RAIB recommendations included improving door systems to detect small objects and advised better training so train operators do not lose concentration when leaving platforms.

In September of the same year, Rose Barry got her hand stuck in the train doors at Elstree and Borehamwood station and her pet dog, Jonty, was dragged to its death.

Borehamwood Times:

CCTV captured the moment Jonty became trapped between the door and the platform. Credit: PA

She put her bags and dog lead on the train as she began to board, but the doors started to close, leaving the animal and passenger on the platform.

The woman managed to pull herself free but the lead was still stuck and the dog was pulled along the ground when the train departed. The animal was found dead in a tunnel near the station.

A report into the accident found it happened because the train driver did not observe the passenger near the train, both before he decided to close the train doors and before he decided it was safe to depart from the station.

The way the door obstacle-detection system was designed meant a thin object, such as the dog's lead, could not be detected.
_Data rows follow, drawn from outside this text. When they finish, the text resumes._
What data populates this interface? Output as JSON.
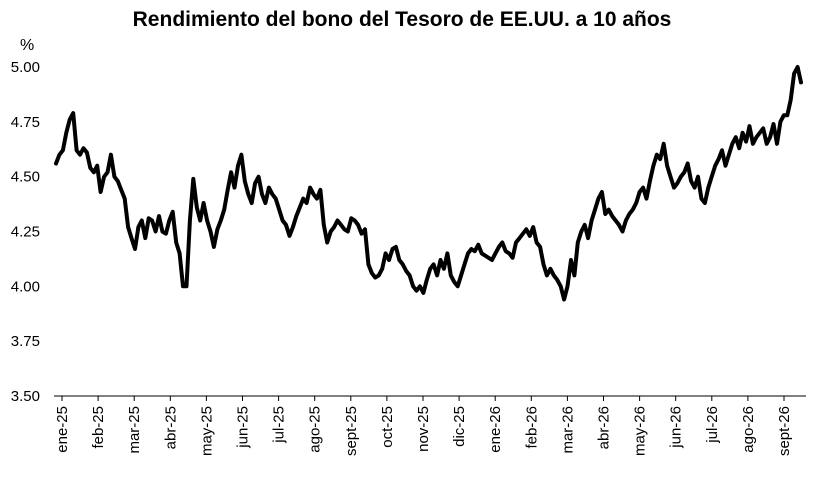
{
  "chart_data": {
    "type": "line",
    "title": "Rendimiento del bono del Tesoro de EE.UU. a 10 años",
    "ylabel": "%",
    "xlabel": "",
    "ylim": [
      3.5,
      5.0
    ],
    "yticks": [
      "5.00",
      "4.75",
      "4.50",
      "4.25",
      "4.00",
      "3.75",
      "3.50"
    ],
    "grid": false,
    "legend": "none",
    "line_color": "#000000",
    "x_tick_labels": [
      "ene-25",
      "feb-25",
      "mar-25",
      "abr-25",
      "may-25",
      "jun-25",
      "jul-25",
      "ago-25",
      "sept-25",
      "oct-25",
      "nov-25",
      "dic-25",
      "ene-26",
      "feb-26",
      "mar-26",
      "abr-26",
      "may-26",
      "jun-26",
      "jul-26",
      "ago-26",
      "sept-26"
    ],
    "series": [
      {
        "values": [
          4.56,
          4.6,
          4.62,
          4.7,
          4.76,
          4.79,
          4.62,
          4.6,
          4.63,
          4.61,
          4.54,
          4.52,
          4.55,
          4.43,
          4.5,
          4.52,
          4.6,
          4.5,
          4.48,
          4.44,
          4.4,
          4.27,
          4.22,
          4.17,
          4.27,
          4.3,
          4.22,
          4.31,
          4.3,
          4.25,
          4.32,
          4.25,
          4.24,
          4.3,
          4.34,
          4.2,
          4.15,
          4.0,
          4.0,
          4.3,
          4.49,
          4.36,
          4.3,
          4.38,
          4.3,
          4.25,
          4.18,
          4.26,
          4.3,
          4.35,
          4.44,
          4.52,
          4.45,
          4.55,
          4.6,
          4.48,
          4.42,
          4.38,
          4.47,
          4.5,
          4.42,
          4.38,
          4.45,
          4.42,
          4.4,
          4.35,
          4.3,
          4.28,
          4.23,
          4.27,
          4.32,
          4.36,
          4.4,
          4.38,
          4.45,
          4.42,
          4.4,
          4.44,
          4.28,
          4.2,
          4.25,
          4.27,
          4.3,
          4.28,
          4.26,
          4.25,
          4.31,
          4.3,
          4.28,
          4.24,
          4.26,
          4.1,
          4.06,
          4.04,
          4.05,
          4.08,
          4.15,
          4.12,
          4.17,
          4.18,
          4.12,
          4.1,
          4.07,
          4.05,
          4.0,
          3.98,
          4.0,
          3.97,
          4.03,
          4.08,
          4.1,
          4.05,
          4.12,
          4.08,
          4.15,
          4.05,
          4.02,
          4.0,
          4.05,
          4.1,
          4.15,
          4.17,
          4.16,
          4.19,
          4.15,
          4.14,
          4.13,
          4.12,
          4.15,
          4.18,
          4.2,
          4.16,
          4.15,
          4.13,
          4.2,
          4.22,
          4.24,
          4.26,
          4.23,
          4.27,
          4.2,
          4.18,
          4.1,
          4.05,
          4.08,
          4.05,
          4.03,
          4.0,
          3.94,
          4.0,
          4.12,
          4.05,
          4.2,
          4.25,
          4.28,
          4.22,
          4.3,
          4.35,
          4.4,
          4.43,
          4.33,
          4.35,
          4.32,
          4.3,
          4.28,
          4.25,
          4.3,
          4.33,
          4.35,
          4.38,
          4.43,
          4.45,
          4.4,
          4.48,
          4.55,
          4.6,
          4.58,
          4.65,
          4.55,
          4.5,
          4.45,
          4.47,
          4.5,
          4.52,
          4.56,
          4.48,
          4.45,
          4.5,
          4.4,
          4.38,
          4.45,
          4.5,
          4.55,
          4.58,
          4.62,
          4.55,
          4.6,
          4.65,
          4.68,
          4.63,
          4.7,
          4.66,
          4.73,
          4.65,
          4.68,
          4.7,
          4.72,
          4.65,
          4.68,
          4.74,
          4.65,
          4.75,
          4.78,
          4.78,
          4.85,
          4.97,
          5.0,
          4.93
        ]
      }
    ]
  }
}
As a result, the train was able to depart with the dog's lead trapped in the closed door, the report found. It was also found that the driver took a "very short time" for the final safety check and may have been down to a lack of concentration.

There was no defect detected in door management technology, the report found.

Head of safety at Govia Thameslink Railway, Mark Whitley, said last year: "This was a deeply upsetting incident and we are very sorry for the distress caused to the dog's owner.

"As well as informing the Rail Accident Investigation Branch when it happened, we launched our own investigation immediately and have already introduced new guidance to drivers about the optimum time needed before departing, in line with the Branch's recommendations."

An investigation by the RAIB into incidents on the rail network found many similar accidents involved a "mistaken assumption" by members of staff, including senior employees, that door control systems will always detect an object in the doors.

Investigators said in their report: "A recurrent theme in so many of our investigations is the mistaken assumption that door control systems will always detect the presence of an object.

"It is therefore disappointing that we continue to encounter train dispatchers [who can be drivers, guards or station staff] who believed that door safety systems would always prevent the train from moving if an object became trapped in the closed doors.

"Worryingly, this misconception is sometimes shared by more senior members of staff."

Simon French, chief inspector of rail accidents, said of today's report: "Since becoming operational in 2005, RAIB has published details of 447 investigations. These describe accidents and incidents of many different types, which have occurred across the whole spectrum of the railway and tramway industry, and throughout the UK.

"However, it is six categories of event, which together make up around 40 per cent of RAIB investigations, which are the focus of the first series of key learning documents. We believe the industry still needs to do more to fully address the factors we have highlighted."